In-home care in Akron
In-home care in Akron tracks metro-wide nanny patterns, with full-time live-out rates running in line with the broader Ohio market and trending higher in Fairlawn, Hudson, and the western Summit County suburbs where dual-income professional households concentrate. Nanny shares between two families have become a common workaround for parents priced out of single-family rates. Au pair placements remain a smaller share of the market but are picking up in households that need live-in coverage for shift schedules tied to the metro's healthcare employer base.

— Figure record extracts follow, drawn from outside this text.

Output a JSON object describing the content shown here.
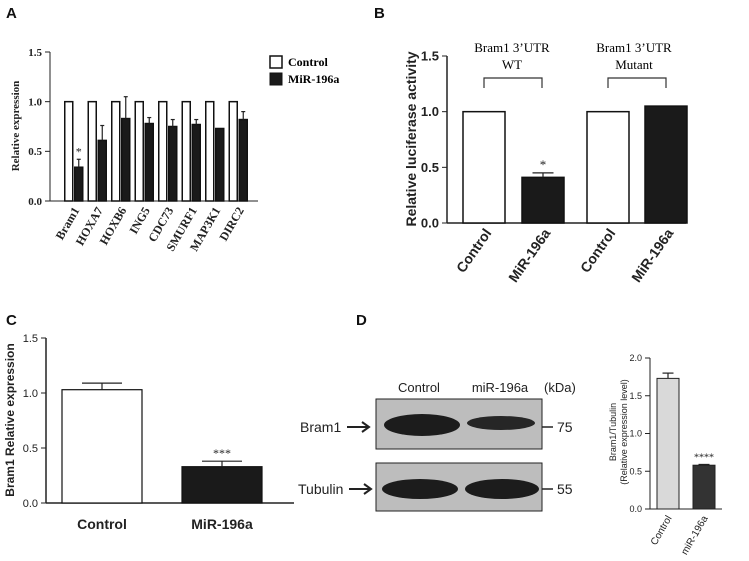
{
  "panels": {
    "A": {
      "letter": "A",
      "chart_data": {
        "type": "bar",
        "categories": [
          "Bram1",
          "HOXA7",
          "HOXB6",
          "ING5",
          "CDC73",
          "SMURF1",
          "MAP3K1",
          "DIRC2"
        ],
        "series": [
          {
            "name": "Control",
            "values": [
              1.0,
              1.0,
              1.0,
              1.0,
              1.0,
              1.0,
              1.0,
              1.0
            ],
            "errors": [
              0,
              0,
              0,
              0,
              0,
              0,
              0,
              0
            ]
          },
          {
            "name": "MiR-196a",
            "values": [
              0.34,
              0.61,
              0.83,
              0.78,
              0.75,
              0.77,
              0.73,
              0.82
            ],
            "errors": [
              0.08,
              0.15,
              0.22,
              0.06,
              0.07,
              0.05,
              0.0,
              0.08
            ]
          }
        ],
        "significance": [
          "*",
          "",
          "",
          "",
          "",
          "",
          "",
          ""
        ],
        "ylabel": "Relative expression",
        "ylim": [
          0,
          1.5
        ],
        "yticks": [
          "0.0",
          "0.5",
          "1.0",
          "1.5"
        ],
        "legend": [
          "Control",
          "MiR-196a"
        ],
        "colors": {
          "Control": "#ffffff",
          "MiR-196a": "#1a1a1a"
        }
      }
    },
    "B": {
      "letter": "B",
      "chart_data": {
        "type": "bar",
        "categories": [
          "Control",
          "MiR-196a",
          "Control",
          "MiR-196a"
        ],
        "values": [
          1.0,
          0.41,
          1.0,
          1.05
        ],
        "errors": [
          0,
          0.04,
          0,
          0
        ],
        "fills": [
          "#ffffff",
          "#1a1a1a",
          "#ffffff",
          "#1a1a1a"
        ],
        "significance": [
          "",
          "*",
          "",
          ""
        ],
        "groups": [
          {
            "line1": "Bram1 3’UTR",
            "line2": "WT"
          },
          {
            "line1": "Bram1 3’UTR",
            "line2": "Mutant"
          }
        ],
        "ylabel": "Relative luciferase activity",
        "ylim": [
          0,
          1.5
        ],
        "yticks": [
          "0.0",
          "0.5",
          "1.0",
          "1.5"
        ]
      }
    },
    "C": {
      "letter": "C",
      "chart_data": {
        "type": "bar",
        "categories": [
          "Control",
          "MiR-196a"
        ],
        "values": [
          1.03,
          0.33
        ],
        "errors": [
          0.06,
          0.05
        ],
        "fills": [
          "#ffffff",
          "#1a1a1a"
        ],
        "significance": [
          "",
          "***"
        ],
        "ylabel": "Bram1 Relative expression",
        "ylim": [
          0,
          1.5
        ],
        "yticks": [
          "0.0",
          "0.5",
          "1.0",
          "1.5"
        ]
      }
    },
    "D": {
      "letter": "D",
      "blot": {
        "lane_labels": [
          "Control",
          "miR-196a"
        ],
        "unit": "(kDa)",
        "rows": [
          {
            "label": "Bram1",
            "marker": "75"
          },
          {
            "label": "Tubulin",
            "marker": "55"
          }
        ]
      },
      "chart_data": {
        "type": "bar",
        "categories": [
          "Control",
          "miR-196a"
        ],
        "values": [
          1.73,
          0.58
        ],
        "errors": [
          0.07,
          0.01
        ],
        "fills": [
          "#d9d9d9",
          "#333333"
        ],
        "significance": [
          "",
          "****"
        ],
        "ylabel_line1": "Bram1/Tubulin",
        "ylabel_line2": "(Relative expression level)",
        "ylim": [
          0,
          2.0
        ],
        "yticks": [
          "0.0",
          "0.5",
          "1.0",
          "1.5",
          "2.0"
        ]
      }
    }
  }
}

Methodology: The the score is a 0-100 composite score across five dimensions: Affordability (30 pts), Supply (25 pts), Workforce Health (15 pts), Family Strain (15 pts), and Policy Support (15 pts). City-level prices and supply use the city's primary containing county. Policy Support is measured at the state level. Full methodology and data sources: beverly.io/research/methodology.
Sources: U.S. Census Bureau ACS 2019-2023 5-year estimates; U.S. Department of Labor Women's Bureau National Database of Childcare Prices; U.S. Bureau of Labor Statistics OEWS (May 2024) and QCEW; Buffett Early Childhood Institute / Bipartisan Policy Center / Child Care Aware childcaregap.org (Sept 2025); NIEER State of Preschool Yearbook 2024; HHS ACF CCDF FY2023; National Partnership for Women & Families (March 2026).